Using Citizen Monitoring to Inform Drought Response in the Blackfoot Valley
We’ve partnered with other area non-profits, local schools, and community volunteers to expand our monitoring capacity and to educate area residents about watershed processes.
Today’s post is a guest blog from Joe Zimbric, A Big Sky Watershed Corps Member with the Blackfoot Challenge. The Blackfoot Challenge is a grant recipient of the Connecting Communities to Rivers Grant Program, working to connect their community to the Blackfoot River.
Nested in the far eastern edge of the Columbia River Basin lies the 2,500 square mile Blackfoot watershed in Western Montana. While the total area is expansive, the watershed itself can be unpacked into dozens of smaller watersheds and sub-drainages, each one with its own reservoir – or more accurately, a reservoir of snowpack.
In the spring, water cascades down from the mountains through thick coniferous forests, sagebrush steppe, and onto the grasslands and croplands where tributaries converge and drain into the Blackfoot River. When viewed from above, the natural fractal symmetry of this extraordinary tributary network of the valley is extraordinarily beautiful and mesmerizing.
Escorted by the mountains, the Big Blackfoot flows about 130 miles, trickling from the high reaches of the Continental Divide before snaking its way along the valley floor. From riffle to run to pool and over and over again, it meanders its way west, supporting everything from the iconic megafauna like grizzly bears, to unassuming microorganisms, to the people who call the Blackfoot valley home. It’s essential to all life here.
I came to the Blackfoot Challenge as an AmeriCorps member in early January from Minnesota, and once I found my bearings and finished gawking at the mountains and wildlife, I set out to help my colleagues build upon an existing citizen science-based watershed monitoring program. Funding, or rather the lack of funding, for monitoring has historically been an issue for small non-profits working with water resources. At the same time, we determined that this type of monitoring program was the best way to bridge the gap with the local community on watershed health and drought response awareness.

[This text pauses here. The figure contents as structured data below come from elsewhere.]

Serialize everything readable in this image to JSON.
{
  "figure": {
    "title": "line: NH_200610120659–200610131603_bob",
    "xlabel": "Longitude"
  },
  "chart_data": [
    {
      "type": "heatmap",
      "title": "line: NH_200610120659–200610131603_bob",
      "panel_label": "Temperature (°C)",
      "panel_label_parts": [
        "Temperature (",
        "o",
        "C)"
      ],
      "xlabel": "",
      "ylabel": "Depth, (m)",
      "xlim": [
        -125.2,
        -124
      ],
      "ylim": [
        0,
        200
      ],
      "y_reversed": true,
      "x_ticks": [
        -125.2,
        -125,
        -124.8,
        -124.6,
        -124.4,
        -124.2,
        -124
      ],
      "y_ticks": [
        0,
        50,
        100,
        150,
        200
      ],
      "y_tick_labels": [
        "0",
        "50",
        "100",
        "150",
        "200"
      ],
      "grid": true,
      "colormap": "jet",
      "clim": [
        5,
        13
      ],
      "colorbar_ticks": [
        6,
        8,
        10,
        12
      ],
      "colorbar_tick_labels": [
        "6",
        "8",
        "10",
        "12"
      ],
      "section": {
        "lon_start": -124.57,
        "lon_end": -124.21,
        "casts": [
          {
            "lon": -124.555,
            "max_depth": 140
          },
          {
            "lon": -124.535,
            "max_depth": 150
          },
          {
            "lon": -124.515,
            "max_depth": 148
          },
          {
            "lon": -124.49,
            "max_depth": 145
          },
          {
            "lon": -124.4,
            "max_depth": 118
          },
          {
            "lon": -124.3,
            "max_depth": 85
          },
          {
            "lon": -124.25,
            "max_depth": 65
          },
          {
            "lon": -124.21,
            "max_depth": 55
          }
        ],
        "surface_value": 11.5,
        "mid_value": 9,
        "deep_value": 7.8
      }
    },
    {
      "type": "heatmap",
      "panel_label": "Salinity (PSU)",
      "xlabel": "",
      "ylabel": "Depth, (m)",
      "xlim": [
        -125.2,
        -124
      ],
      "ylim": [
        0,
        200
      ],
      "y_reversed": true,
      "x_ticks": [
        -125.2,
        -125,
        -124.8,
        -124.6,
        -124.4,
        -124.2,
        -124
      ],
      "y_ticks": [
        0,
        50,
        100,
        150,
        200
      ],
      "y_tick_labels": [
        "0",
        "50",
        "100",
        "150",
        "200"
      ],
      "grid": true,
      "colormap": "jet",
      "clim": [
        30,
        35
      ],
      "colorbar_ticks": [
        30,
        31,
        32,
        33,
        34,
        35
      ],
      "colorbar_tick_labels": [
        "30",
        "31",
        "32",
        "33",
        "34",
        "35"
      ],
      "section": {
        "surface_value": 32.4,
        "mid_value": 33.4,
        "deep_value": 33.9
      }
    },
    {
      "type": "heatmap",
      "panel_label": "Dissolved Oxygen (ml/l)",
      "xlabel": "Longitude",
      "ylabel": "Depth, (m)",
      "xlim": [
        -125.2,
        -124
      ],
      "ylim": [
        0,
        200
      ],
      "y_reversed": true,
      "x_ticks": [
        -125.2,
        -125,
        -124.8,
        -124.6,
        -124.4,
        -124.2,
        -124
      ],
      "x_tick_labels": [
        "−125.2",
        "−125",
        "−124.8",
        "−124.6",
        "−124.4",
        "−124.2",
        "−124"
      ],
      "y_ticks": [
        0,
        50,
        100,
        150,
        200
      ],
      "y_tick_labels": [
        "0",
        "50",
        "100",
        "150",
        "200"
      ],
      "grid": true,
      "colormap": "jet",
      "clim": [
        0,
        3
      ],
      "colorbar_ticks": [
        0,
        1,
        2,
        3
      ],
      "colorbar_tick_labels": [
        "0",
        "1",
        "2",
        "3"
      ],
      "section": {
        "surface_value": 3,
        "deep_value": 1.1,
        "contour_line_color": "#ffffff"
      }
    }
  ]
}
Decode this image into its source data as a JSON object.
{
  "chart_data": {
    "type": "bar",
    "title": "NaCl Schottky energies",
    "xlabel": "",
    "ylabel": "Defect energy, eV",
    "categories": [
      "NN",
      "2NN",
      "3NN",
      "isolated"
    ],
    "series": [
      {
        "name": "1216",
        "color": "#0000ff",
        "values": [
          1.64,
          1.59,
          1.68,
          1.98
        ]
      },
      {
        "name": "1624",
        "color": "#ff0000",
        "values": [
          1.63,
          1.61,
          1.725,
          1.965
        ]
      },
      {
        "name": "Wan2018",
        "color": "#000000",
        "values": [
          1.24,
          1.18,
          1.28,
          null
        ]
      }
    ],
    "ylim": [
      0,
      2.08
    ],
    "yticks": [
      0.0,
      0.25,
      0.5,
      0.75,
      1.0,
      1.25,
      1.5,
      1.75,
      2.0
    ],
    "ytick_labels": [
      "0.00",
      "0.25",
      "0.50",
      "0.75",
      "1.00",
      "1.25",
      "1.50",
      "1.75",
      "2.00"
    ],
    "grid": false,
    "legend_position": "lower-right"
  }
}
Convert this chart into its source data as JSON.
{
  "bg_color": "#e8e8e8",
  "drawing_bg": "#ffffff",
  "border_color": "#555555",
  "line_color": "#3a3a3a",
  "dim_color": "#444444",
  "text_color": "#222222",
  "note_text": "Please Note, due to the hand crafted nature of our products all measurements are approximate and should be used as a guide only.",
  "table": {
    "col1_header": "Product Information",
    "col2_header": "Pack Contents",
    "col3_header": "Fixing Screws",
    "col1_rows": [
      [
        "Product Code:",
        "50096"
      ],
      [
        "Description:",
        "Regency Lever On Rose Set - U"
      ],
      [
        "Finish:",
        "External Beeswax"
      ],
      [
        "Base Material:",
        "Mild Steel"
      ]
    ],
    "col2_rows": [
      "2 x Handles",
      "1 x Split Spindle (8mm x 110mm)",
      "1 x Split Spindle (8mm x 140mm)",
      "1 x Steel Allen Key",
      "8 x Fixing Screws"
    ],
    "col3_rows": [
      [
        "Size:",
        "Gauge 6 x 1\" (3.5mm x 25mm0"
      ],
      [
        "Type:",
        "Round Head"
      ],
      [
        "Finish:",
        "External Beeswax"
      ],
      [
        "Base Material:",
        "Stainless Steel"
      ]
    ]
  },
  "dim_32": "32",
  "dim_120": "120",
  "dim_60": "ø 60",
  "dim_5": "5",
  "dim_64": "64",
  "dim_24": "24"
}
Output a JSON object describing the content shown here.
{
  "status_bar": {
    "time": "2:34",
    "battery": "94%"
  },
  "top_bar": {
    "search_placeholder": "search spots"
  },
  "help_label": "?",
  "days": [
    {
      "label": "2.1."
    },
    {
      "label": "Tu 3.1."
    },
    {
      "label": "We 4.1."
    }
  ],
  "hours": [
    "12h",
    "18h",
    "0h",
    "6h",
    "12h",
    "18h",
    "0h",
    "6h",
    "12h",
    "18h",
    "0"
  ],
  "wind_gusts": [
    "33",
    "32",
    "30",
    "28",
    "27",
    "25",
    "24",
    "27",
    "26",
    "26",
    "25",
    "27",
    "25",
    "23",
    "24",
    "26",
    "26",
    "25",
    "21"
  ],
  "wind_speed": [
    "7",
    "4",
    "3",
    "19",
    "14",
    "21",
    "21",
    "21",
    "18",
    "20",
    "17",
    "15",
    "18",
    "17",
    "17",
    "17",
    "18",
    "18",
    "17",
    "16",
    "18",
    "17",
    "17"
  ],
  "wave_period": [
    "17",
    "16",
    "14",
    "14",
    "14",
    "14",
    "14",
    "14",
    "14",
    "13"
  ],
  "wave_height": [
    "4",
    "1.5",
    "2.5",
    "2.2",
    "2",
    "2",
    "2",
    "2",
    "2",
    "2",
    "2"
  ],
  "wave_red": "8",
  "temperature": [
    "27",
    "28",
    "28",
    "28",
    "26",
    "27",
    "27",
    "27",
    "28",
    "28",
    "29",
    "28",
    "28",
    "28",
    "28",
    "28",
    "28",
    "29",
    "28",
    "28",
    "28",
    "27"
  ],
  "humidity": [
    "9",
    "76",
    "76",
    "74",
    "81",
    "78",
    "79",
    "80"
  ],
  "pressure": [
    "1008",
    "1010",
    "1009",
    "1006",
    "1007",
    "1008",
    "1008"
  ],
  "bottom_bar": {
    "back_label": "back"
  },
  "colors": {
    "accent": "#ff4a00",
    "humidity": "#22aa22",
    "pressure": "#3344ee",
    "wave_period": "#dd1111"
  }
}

We’ve partnered with other area non-profits, local schools, and community volunteers to expand our monitoring capacity and to educate area residents about watershed processes. Currently we have students taking flow measurements on a number of streams alongside other volunteers taking water samples, and we’re building a robust database to support our efforts for years to come. Our volunteers are excited to be participating and they are looking at our changing water resources in a new light and with a greater appreciation. However there is still plenty of work to do.
The Blackfoot has about 50 segments that are impaired for at least one pollutant as defined by the Montana Department of Environmental Quality (including sediment and elevated water temperature). Repairing these streams requires research, restoration, and consistent monitoring. Concurrently, the Blackfoot watershed has struggled with drought conditions in 10 of the last 16 years. Our organization knows it takes community involvement to find solutions to these watershed challenges. Blackfoot Challenge works with an amazing group of partners and stakeholders, and every year we make progress. Our monitoring program is just one piece of a larger undertaking, and an informed and enthusiastic community will continue to strengthen our restoration efforts and promote important drought resiliency work. We appreciate the support of American Rivers in bringing new capacity to the Blackfoot’s community-based drought response program.